The Army will look to increase its engagement with industry as it implements the new digital transformation strategy, a lead official said Tuesday, as the service aims to embrace a more commercial-minded approach for its information technology services.
Raj Iyer, the Army’s chief information officer, went as far to say he views the strategy as being “co-owned” between the Army and industry, as the service focuses on utilizing commercial best practices in its push to overhaul digital technology capability and services by 2028.
“If you look at how the commercial industry and many companies have transformed themselves in terms of how they have fundamentally changed how they deliver their services by leveraging these technologies, it is mind boggling to see how successful they’ve been,” Iyer said during a C4ISRNET discussion.

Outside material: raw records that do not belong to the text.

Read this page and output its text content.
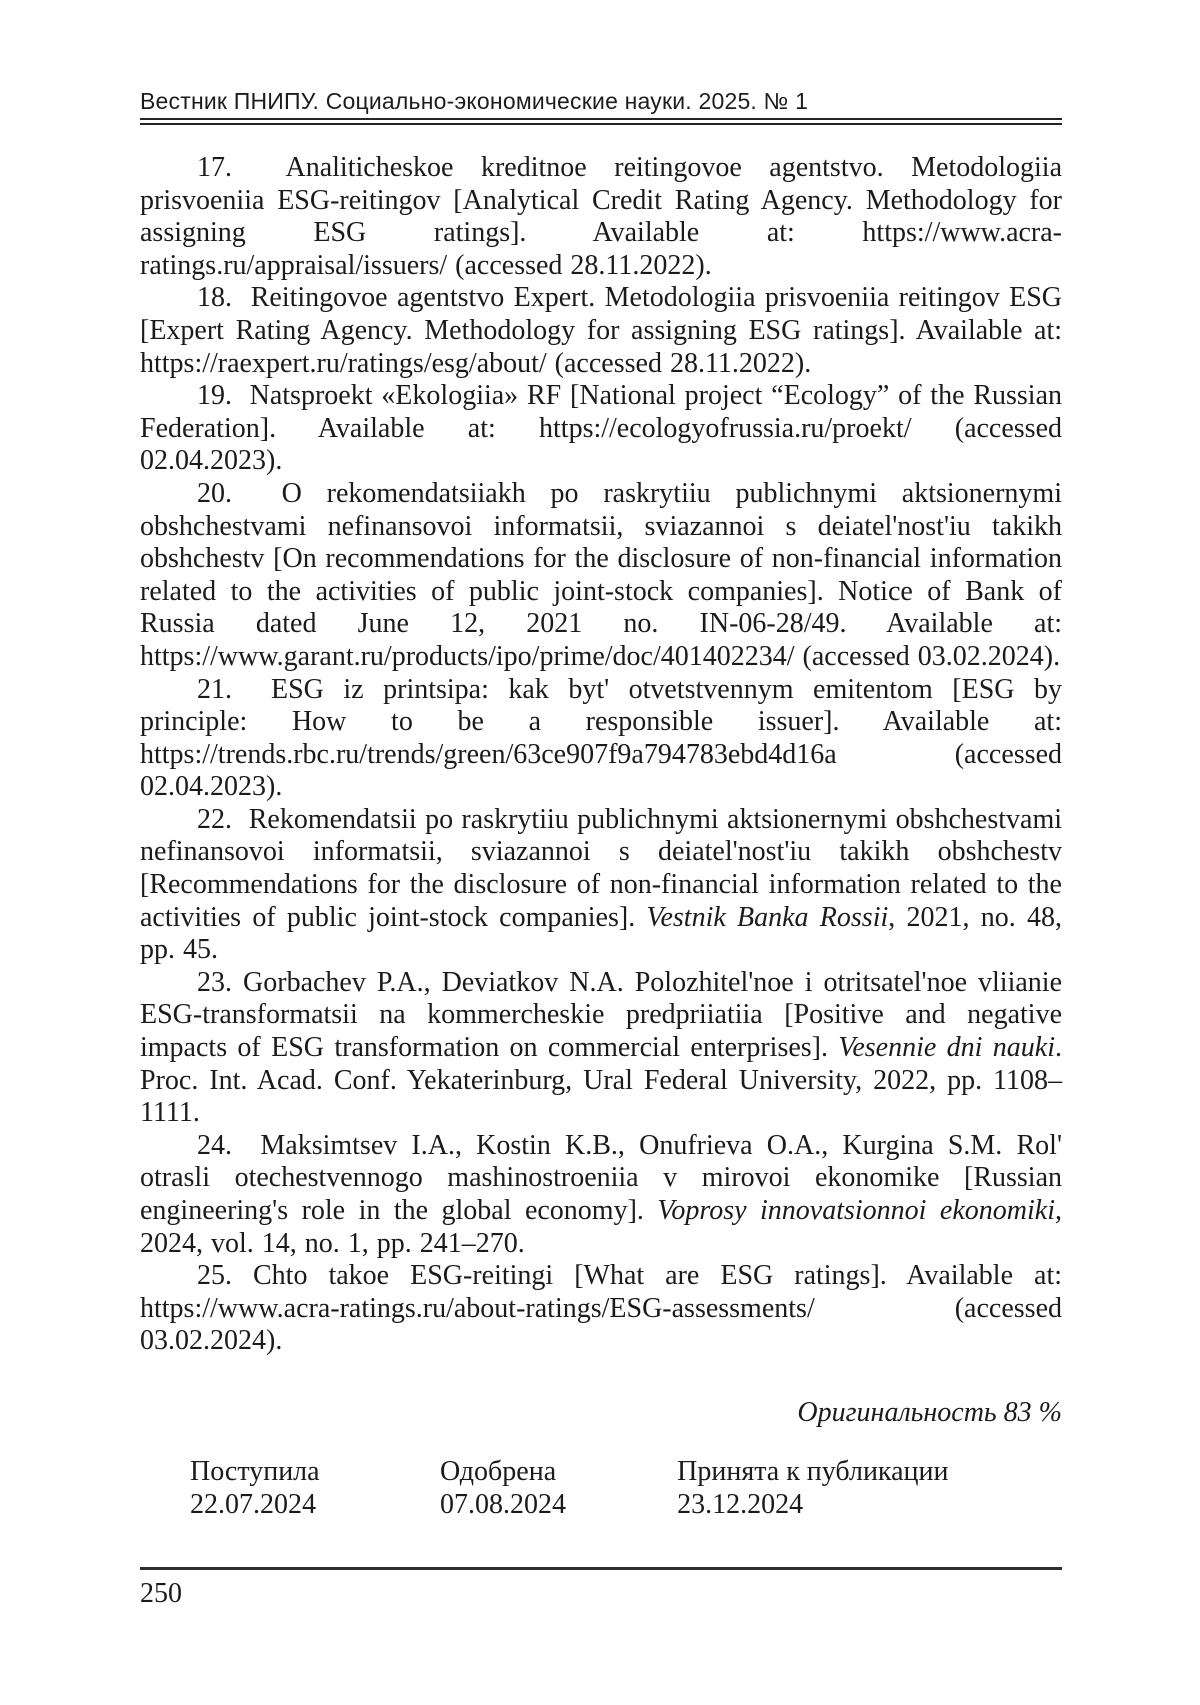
Вестник ПНИПУ. Социально-экономические науки. 2025. № 1

17.  Analiticheskoe kreditnoe reitingovoe agentstvo. Metodologiia prisvoeniia ESG-reitingov [Analytical Credit Rating Agency. Methodology for assigning ESG ratings]. Available at: https://www.acra-ratings.ru/appraisal/issuers/ (accessed 28.11.2022).

18.  Reitingovoe agentstvo Expert. Metodologiia prisvoeniia reitingov ESG [Expert Rating Agency. Methodology for assigning ESG ratings]. Available at: https://raexpert.ru/ratings/esg/about/ (accessed 28.11.2022).

19.  Natsproekt «Ekologiia» RF [National project “Ecology” of the Russian Federation]. Available at: https://ecologyofrussia.ru/proekt/ (accessed 02.04.2023).

20.  O rekomendatsiiakh po raskrytiiu publichnymi aktsionernymi obshchestvami nefinansovoi informatsii, sviazannoi s deiatel'nost'iu takikh obshchestv [On recommendations for the disclosure of non-financial information related to the activities of public joint-stock companies]. Notice of Bank of Russia dated June 12, 2021 no. IN-06-28/49. Available at: https://www.garant.ru/products/ipo/prime/doc/401402234/ (accessed 03.02.2024).

21.  ESG iz printsipa: kak byt' otvetstvennym emitentom [ESG by principle: How to be a responsible issuer]. Available at: https://trends.rbc.ru/trends/green/63ce907f9a794783ebd4d16a (accessed 02.04.2023).

22.  Rekomendatsii po raskrytiiu publichnymi aktsionernymi obshchestvami nefinansovoi informatsii, sviazannoi s deiatel'nost'iu takikh obshchestv [Recommendations for the disclosure of non-financial information related to the activities of public joint-stock companies]. Vestnik Banka Rossii, 2021, no. 48, pp. 45.

23. Gorbachev P.A., Deviatkov N.A. Polozhitel'noe i otritsatel'noe vliianie ESG-transformatsii na kommercheskie predpriiatiia [Positive and negative impacts of ESG transformation on commercial enterprises]. Vesennie dni nauki. Proc. Int. Acad. Conf. Yekaterinburg, Ural Federal University, 2022, pp. 1108–1111.

24.  Maksimtsev I.A., Kostin K.B., Onufrieva O.A., Kurgina S.M. Rol' otrasli otechestvennogo mashinostroeniia v mirovoi ekonomike [Russian engineering's role in the global economy]. Voprosy innovatsionnoi ekonomiki, 2024, vol. 14, no. 1, pp. 241–270.

25. Chto takoe ESG-reitingi [What are ESG ratings]. Available at: https://www.acra-ratings.ru/about-ratings/ESG-assessments/ (accessed 03.02.2024).

Оригинальность 83 %

Поступила 22.07.2024
Одобрена 07.08.2024
Принята к публикации 23.12.2024
250
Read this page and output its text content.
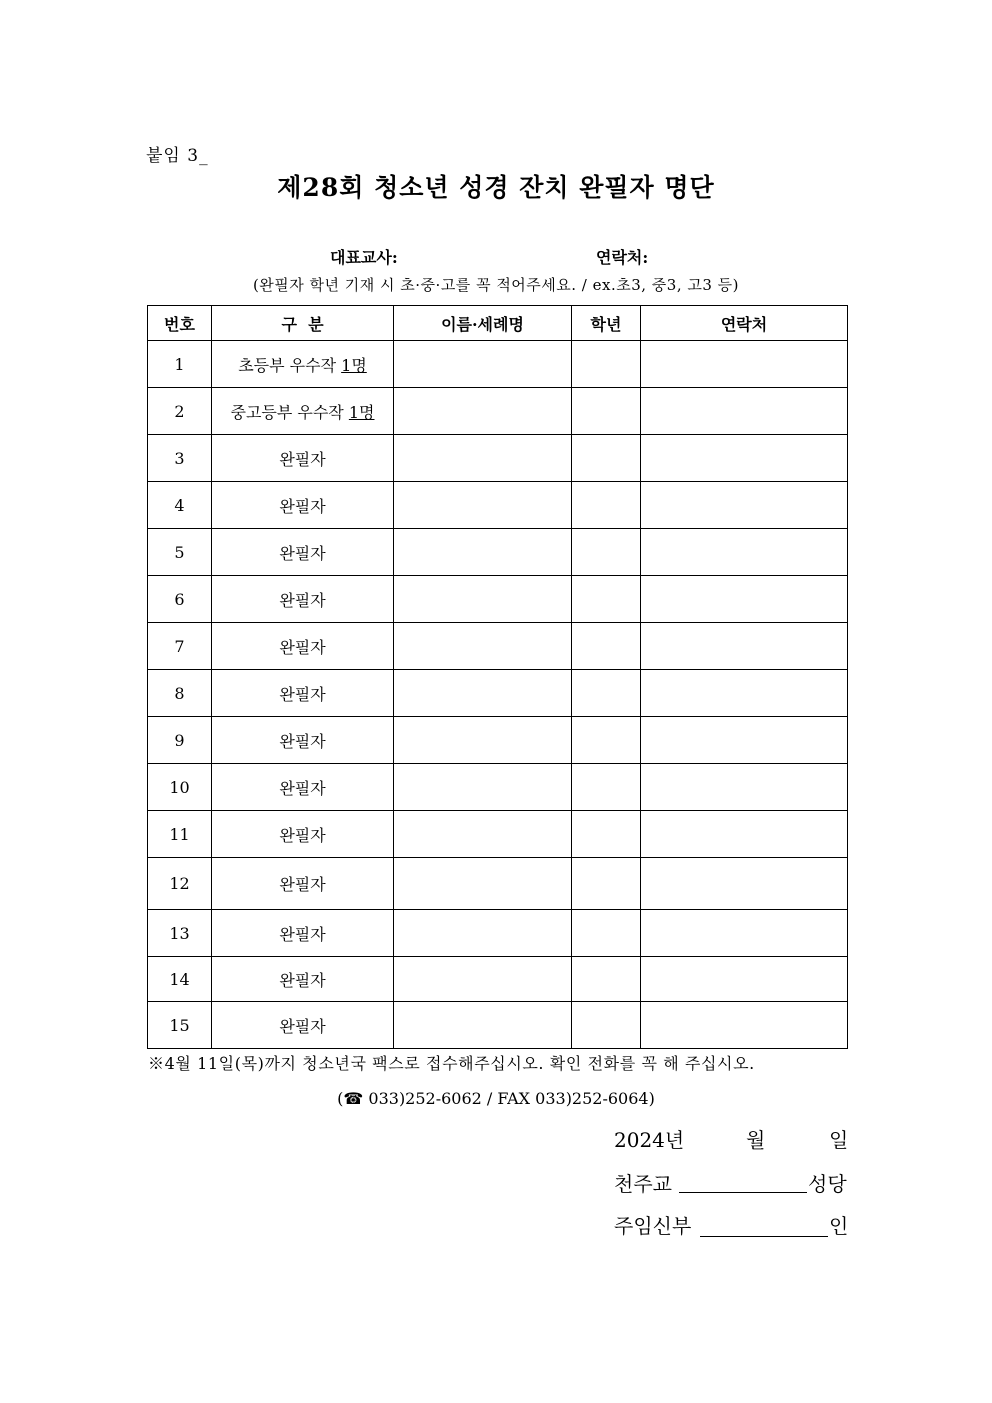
붙임 3_
제28회 청소년 성경 잔치 완필자 명단
대표교사:	연락처:
(완필자 학년 기재 시 초·중·고를 꼭 적어주세요. / ex.초3, 중3, 고3 등)
번호	구  분	이름·세례명	학년	연락처
1	초등부 우수작 1명			
2	중고등부 우수작 1명			
3	완필자			
4	완필자			
5	완필자			
6	완필자			
7	완필자			
8	완필자			
9	완필자			
10	완필자			
11	완필자			
12	완필자			
13	완필자			
14	완필자			
15	완필자			
※4월 11일(목)까지 청소년국 팩스로 접수해주십시오. 확인 전화를 꼭 해 주십시오.
(☎ 033)252-6062 / FAX 033)252-6064)
2024년	월	일
천주교	성당
주임신부	인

The Army on Wednesday released the new digital transformation strategy which detailed a slew of new modernization initiatives and oversight efforts that aims to maximize IT capability to best support future Multi-Domain Operations (MDO) and the new Joint All-Domain Command and Control (JADC2) initiative (Defense Daily, Oct. 20).
Iyer said the strategy will take a “radical, transformative approach” to breaking down stovepiped technology areas, with an emphasis on having IT considered a warfighting capability rather than only back office tools.
“For too long we have looked at IT and the technology as ‘back office’ and ways in which we would help and support and enable the work done by our soldiers, civilians and contractors. But where we’re headed with Multi-Domain Operations is that data and these digital technologies are now front and center to how we’re going to fight in the future,” Iyer said.
To address the strategy’s new modernization initiatives, ranging from cloud computing and advanced data management to network synchronization and security architecture efforts, Iyer said the Army will bring industry into the process earlier to bolster engagement on taking a more commercial-minded approach to upgrading services.
“A lot of times, the Army puts out stuff and then tries to get industry onboard as an afterthought. And I can tell you, the last six-plus months I have engaged in so many excellent discussions with industry, both the traditional defense contractors but also the non-traditional defense contractors, Silicon Valley companies, technology giants,” Iyer said. “A lot of times, we see that disconnect. We’re talking past each other, in terms of what our expectations are that we’re setting with industry and what industry wants to deliver back to us. So I’m hoping this strategy gets us much closer to aligning our vision [with industry] and how we can work together.”
The digital transformation strategy also builds on the recently released Unified Network plan that aims to synchronize tactical and enterprise networking modernization efforts to transform the network from a “perceived invisible asset to a weapons system” by 2028 (Defense Daily, Oct. 8).